Haneke não desiste dos temas fraturantes que são também aqueles que nos convocam para reflexões primordiais. ‘Caché’ e a proteção da privacidade, ‘Amour’ e o suicídio assistido, ali encarado como ato de amor e ‘O laço branco’ a disputar o espaço do debate das sementes do totalitarismo são apenas alguns exemplos da deriva de Haneke. Temas de uma atualidade incontestável. Mas Haneke nunca se basta com descrições superficiais de realidade, com abordagens panfletárias e tão pouco com retratos estáticos. Ousa colocar o dedo na ferida, ir à raiz, chamar os nossos sentimentos de reação à injustiça, convoca-nos para pensar, compreender e é por isso repleto de potencial transformador. Poucos cineastas se poderão arrogar disso.
“O laço branco” ganhou a palma de Ouro de Cannes e o reconhecimento da crítica internacional, mas não sendo um filme recente o propósito de o recuperar vem da sua atualidade. Mudemos os protagonistas e chamemos Trump ou Bolsonaro e assistiremos, em tempo real, a crimes contra a humanidade e a um mundo quase permissivo, quase cúmplice, perante a ignomínia.
Curiosamente Haneke replica a simbologia dos pássaros (usados em ‘Amour’), pássaros encarados como sinais de opressão ou de esperança. Depois de uma das filhas matar o pássaro do pai pastor e punidor como se o usasse para lhe infligir a dor que lhes provoca, o filho mais pequeno resolve oferecer um novo pássaro ao pai para que não fique triste com a perda do primeiro. E aquele recomeço é ou poderia ser a possibilidade de fazer diferente…

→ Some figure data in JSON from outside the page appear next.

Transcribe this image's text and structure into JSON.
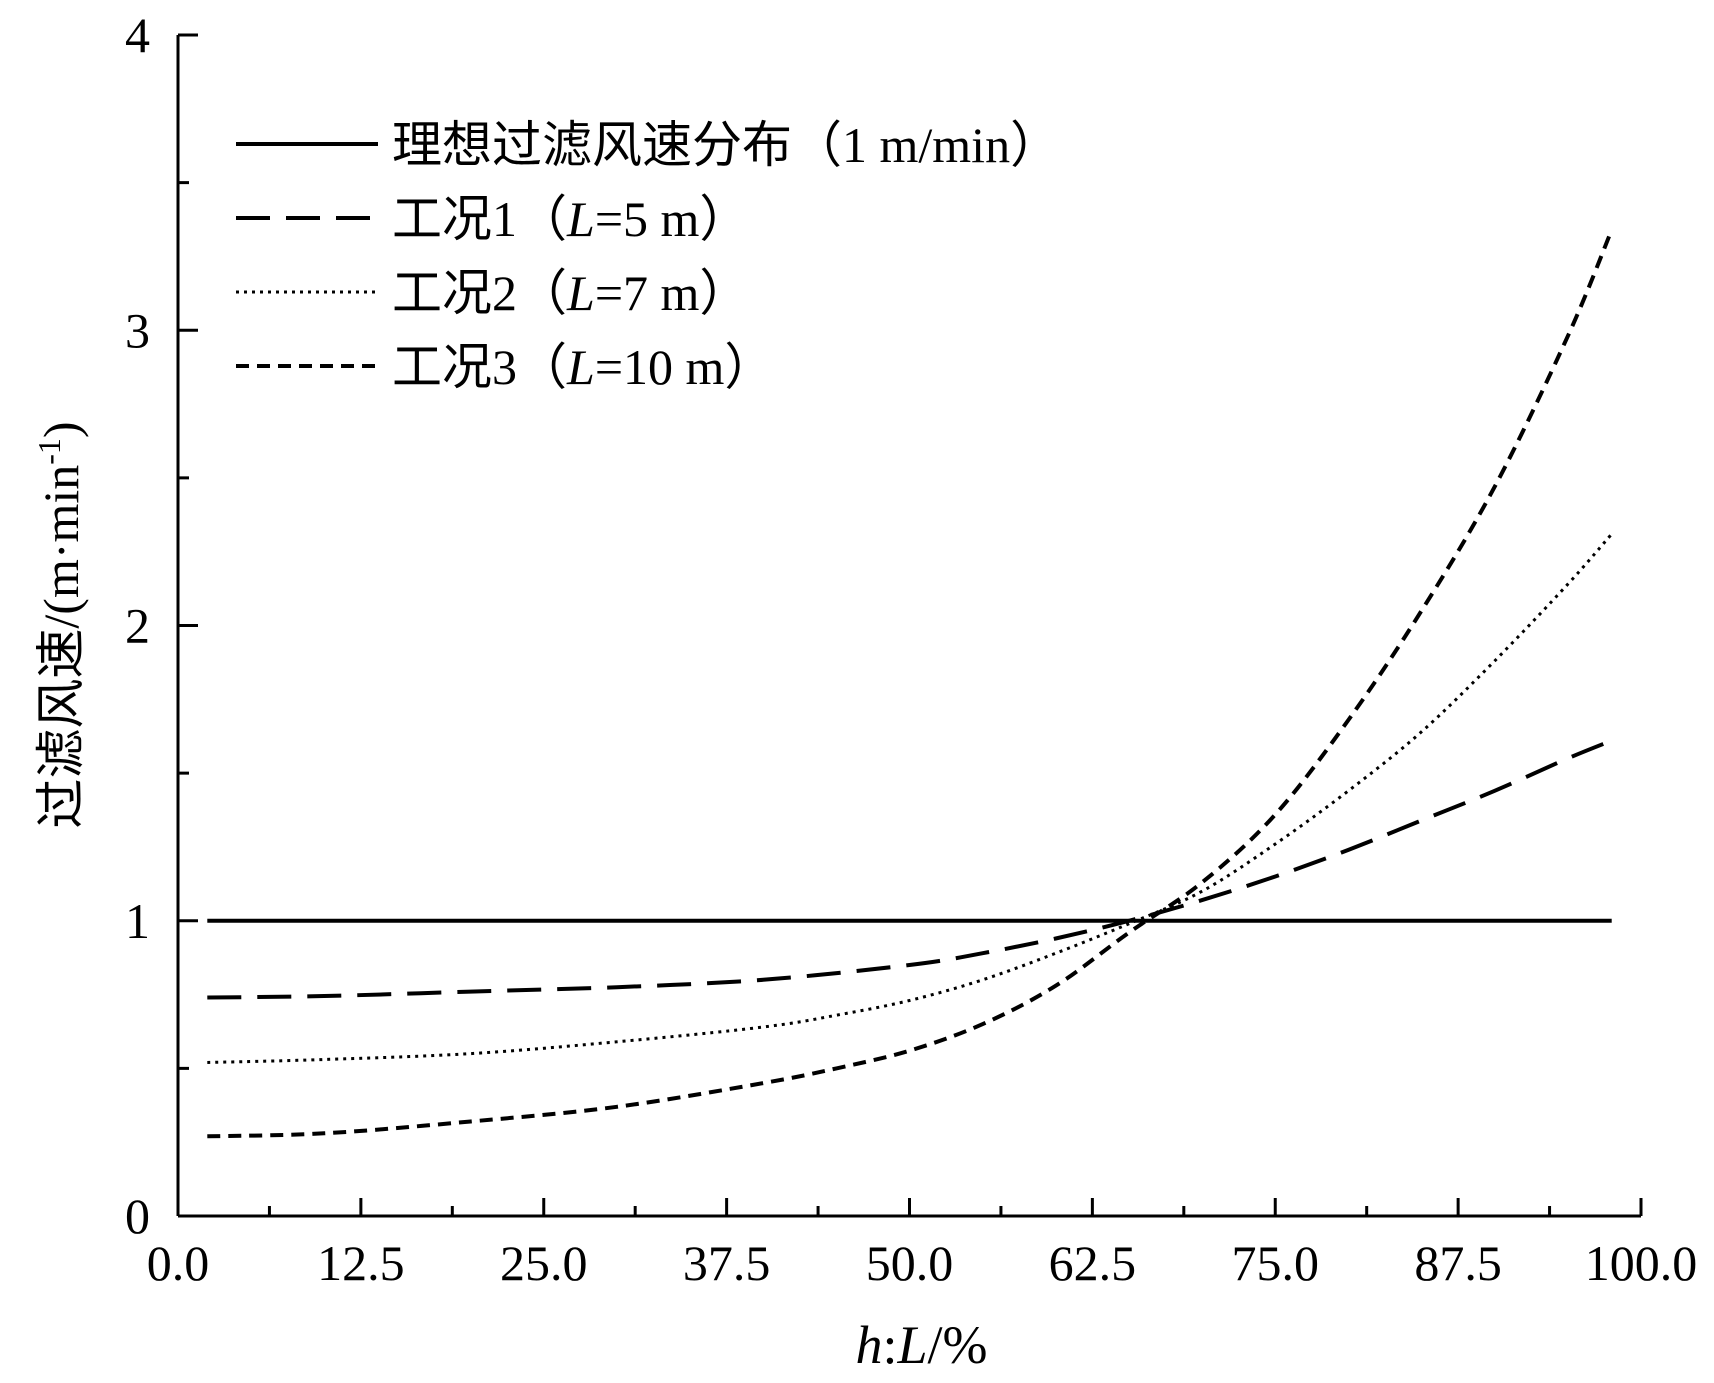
{
  "chart_data": {
    "type": "line",
    "xlabel": "h:L/%",
    "xlabel_parts": {
      "h": "h",
      "colon": ":",
      "L": "L",
      "rest": "/%"
    },
    "ylabel": "过滤风速/(m·min-1)",
    "ylabel_parts": {
      "main": "过滤风速/(m·min",
      "sup": "-1",
      "close": ")"
    },
    "xlim": [
      0,
      100
    ],
    "ylim": [
      0,
      4
    ],
    "xticks": [
      0,
      12.5,
      25,
      37.5,
      50,
      62.5,
      75,
      87.5,
      100
    ],
    "xtick_labels": [
      "0.0",
      "12.5",
      "25.0",
      "37.5",
      "50.0",
      "62.5",
      "75.0",
      "87.5",
      "100.0"
    ],
    "yticks": [
      0,
      1,
      2,
      3,
      4
    ],
    "ytick_labels": [
      "0",
      "1",
      "2",
      "3",
      "4"
    ],
    "grid": false,
    "legend_position": "top-left",
    "series": [
      {
        "name": "理想过滤风速分布（1 m/min）",
        "legend": {
          "pre": "理想过滤风速分布（1 m/min）",
          "italic": "",
          "post": ""
        },
        "style": "solid",
        "x": [
          2,
          98
        ],
        "y": [
          1,
          1
        ]
      },
      {
        "name": "工况1（L=5 m）",
        "legend": {
          "pre": "工况1（",
          "italic": "L",
          "post": "=5 m）"
        },
        "style": "long-dash",
        "x": [
          2,
          10,
          20,
          30,
          40,
          50,
          55,
          60,
          65,
          70,
          75,
          80,
          85,
          90,
          95,
          98
        ],
        "y": [
          0.74,
          0.745,
          0.76,
          0.775,
          0.8,
          0.85,
          0.89,
          0.94,
          1.0,
          1.07,
          1.15,
          1.24,
          1.34,
          1.44,
          1.55,
          1.61
        ]
      },
      {
        "name": "工况2（L=7 m）",
        "legend": {
          "pre": "工况2（",
          "italic": "L",
          "post": "=7 m）"
        },
        "style": "dotted",
        "x": [
          2,
          10,
          20,
          30,
          40,
          45,
          50,
          55,
          60,
          65,
          70,
          75,
          80,
          85,
          90,
          95,
          98
        ],
        "y": [
          0.52,
          0.53,
          0.55,
          0.59,
          0.64,
          0.68,
          0.73,
          0.8,
          0.89,
          0.99,
          1.1,
          1.26,
          1.44,
          1.64,
          1.88,
          2.14,
          2.31
        ]
      },
      {
        "name": "工况3（L=10 m）",
        "legend": {
          "pre": "工况3（",
          "italic": "L",
          "post": "=10 m）"
        },
        "style": "short-dash",
        "x": [
          2,
          10,
          20,
          30,
          40,
          45,
          50,
          55,
          60,
          65,
          70,
          75,
          80,
          85,
          90,
          95,
          98
        ],
        "y": [
          0.27,
          0.28,
          0.32,
          0.37,
          0.45,
          0.5,
          0.56,
          0.65,
          0.78,
          0.96,
          1.13,
          1.36,
          1.68,
          2.05,
          2.47,
          2.98,
          3.34
        ]
      }
    ]
  }
}
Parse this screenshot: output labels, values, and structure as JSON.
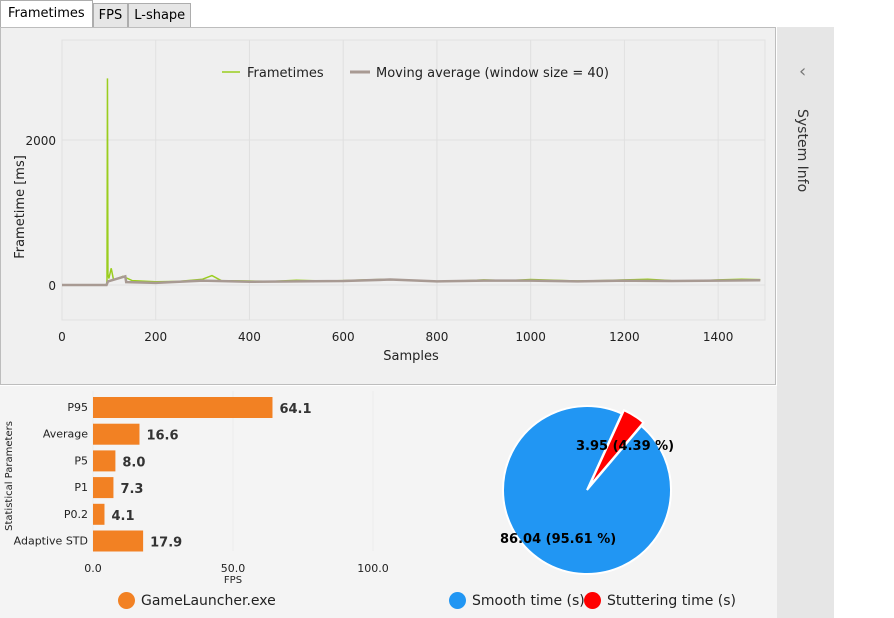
{
  "tabs": [
    {
      "label": "Frametimes",
      "active": true
    },
    {
      "label": "FPS",
      "active": false
    },
    {
      "label": "L-shape",
      "active": false
    }
  ],
  "side_panel": {
    "label": "System Info",
    "icon": "chevron-left-icon"
  },
  "chart_data": [
    {
      "type": "line",
      "xlabel": "Samples",
      "ylabel": "Frametime [ms]",
      "xlim": [
        0,
        1500
      ],
      "ylim": [
        -800,
        3380
      ],
      "xticks": [
        "0",
        "200",
        "400",
        "600",
        "800",
        "1000",
        "1200",
        "1400"
      ],
      "yticks": [
        "0",
        "2000"
      ],
      "grid": true,
      "legend": "top",
      "series": [
        {
          "name": "Frametimes",
          "color": "#9acd1e",
          "points": [
            [
              0,
              0
            ],
            [
              95,
              0
            ],
            [
              96,
              60
            ],
            [
              97,
              2850
            ],
            [
              98,
              150
            ],
            [
              100,
              90
            ],
            [
              105,
              230
            ],
            [
              110,
              70
            ],
            [
              130,
              120
            ],
            [
              150,
              60
            ],
            [
              200,
              45
            ],
            [
              250,
              50
            ],
            [
              300,
              80
            ],
            [
              320,
              130
            ],
            [
              340,
              60
            ],
            [
              400,
              55
            ],
            [
              450,
              50
            ],
            [
              500,
              65
            ],
            [
              560,
              55
            ],
            [
              600,
              60
            ],
            [
              650,
              70
            ],
            [
              700,
              80
            ],
            [
              750,
              60
            ],
            [
              800,
              50
            ],
            [
              850,
              55
            ],
            [
              900,
              70
            ],
            [
              950,
              60
            ],
            [
              1000,
              75
            ],
            [
              1050,
              65
            ],
            [
              1100,
              55
            ],
            [
              1150,
              60
            ],
            [
              1200,
              70
            ],
            [
              1250,
              80
            ],
            [
              1300,
              60
            ],
            [
              1350,
              55
            ],
            [
              1400,
              70
            ],
            [
              1450,
              80
            ],
            [
              1490,
              75
            ]
          ]
        },
        {
          "name": "Moving average (window size = 40)",
          "color": "#a89a93",
          "points": [
            [
              0,
              0
            ],
            [
              95,
              0
            ],
            [
              98,
              50
            ],
            [
              135,
              120
            ],
            [
              137,
              40
            ],
            [
              200,
              30
            ],
            [
              300,
              60
            ],
            [
              400,
              45
            ],
            [
              500,
              50
            ],
            [
              600,
              55
            ],
            [
              700,
              75
            ],
            [
              800,
              50
            ],
            [
              900,
              60
            ],
            [
              1000,
              60
            ],
            [
              1100,
              50
            ],
            [
              1200,
              60
            ],
            [
              1300,
              55
            ],
            [
              1400,
              60
            ],
            [
              1490,
              65
            ]
          ]
        }
      ]
    },
    {
      "type": "bar",
      "orientation": "horizontal",
      "ylabel": "Statistical Parameters",
      "xlabel": "FPS",
      "xlim": [
        0,
        100
      ],
      "xticks": [
        "0.0",
        "50.0",
        "100.0"
      ],
      "categories": [
        "P95",
        "Average",
        "P5",
        "P1",
        "P0.2",
        "Adaptive STD"
      ],
      "values": [
        64.1,
        16.6,
        8.0,
        7.3,
        4.1,
        17.9
      ],
      "labels": [
        "64.1",
        "16.6",
        "8.0",
        "7.3",
        "4.1",
        "17.9"
      ],
      "color": "#f28123",
      "legend": "GameLauncher.exe"
    },
    {
      "type": "pie",
      "slices": [
        {
          "name": "Smooth time (s)",
          "value": 86.04,
          "label": "86.04 (95.61 %)",
          "color": "#2196f3"
        },
        {
          "name": "Stuttering time (s)",
          "value": 3.95,
          "label": "3.95 (4.39 %)",
          "color": "#ff0000"
        }
      ],
      "legend": "bottom"
    }
  ]
}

No dia 10 de Dezembro comemoram-se os 72 anos da assinatura da Declaração Universal dos Direitos Humanos e tanto tempo depois, em bom rigor, continuamos na disputa não do seu aprofundamento, como seria de esperar, mas do seu cumprimento; continuamos na luta para desmascarar as múltiplas formas de violações dos direitos humanos que se vão alastrando como uma praga que seca a democracia. Importa nunca esquecer a premissa fundamental do “direito a ter direitos”[1].
No filme de Haneke as personagens debatem-se com uma profunda e angustiante solidão. Uma solidão que emerge mesmo no coletivo. E que poucas personagens conseguem romper. E nessa travessia contra a solidão é preciso desfazer inevitabilidades, encontrar alternativas, mas construí-las exige-nos a todos um exercício contra o egoísmo e matar o silêncio exige uma combinação entre ação e tolerância sem claudicar que se faz de ruturas e de pontes tão difíceis quanto necessárias.
“O governo totalitário, como todas as tiranias, certamente não poderia existir sem destruir a esfera da vida pública, isto é, sem destruir através da esfera de isolamento dos homens, as suas capacidades políticas. Mas o domínio totalitário como forma de governo é novo no sentido de que não se contenta com esse isolamento, e destrói também a vida privada. Baseia-se na solidão, na experiência de não pertencer ao mundo, que é uma das mais radicais e desesperantes experiências que o homem pode ter”.
[1] Arendt, Hannah (1967), As origens do totalitarismo.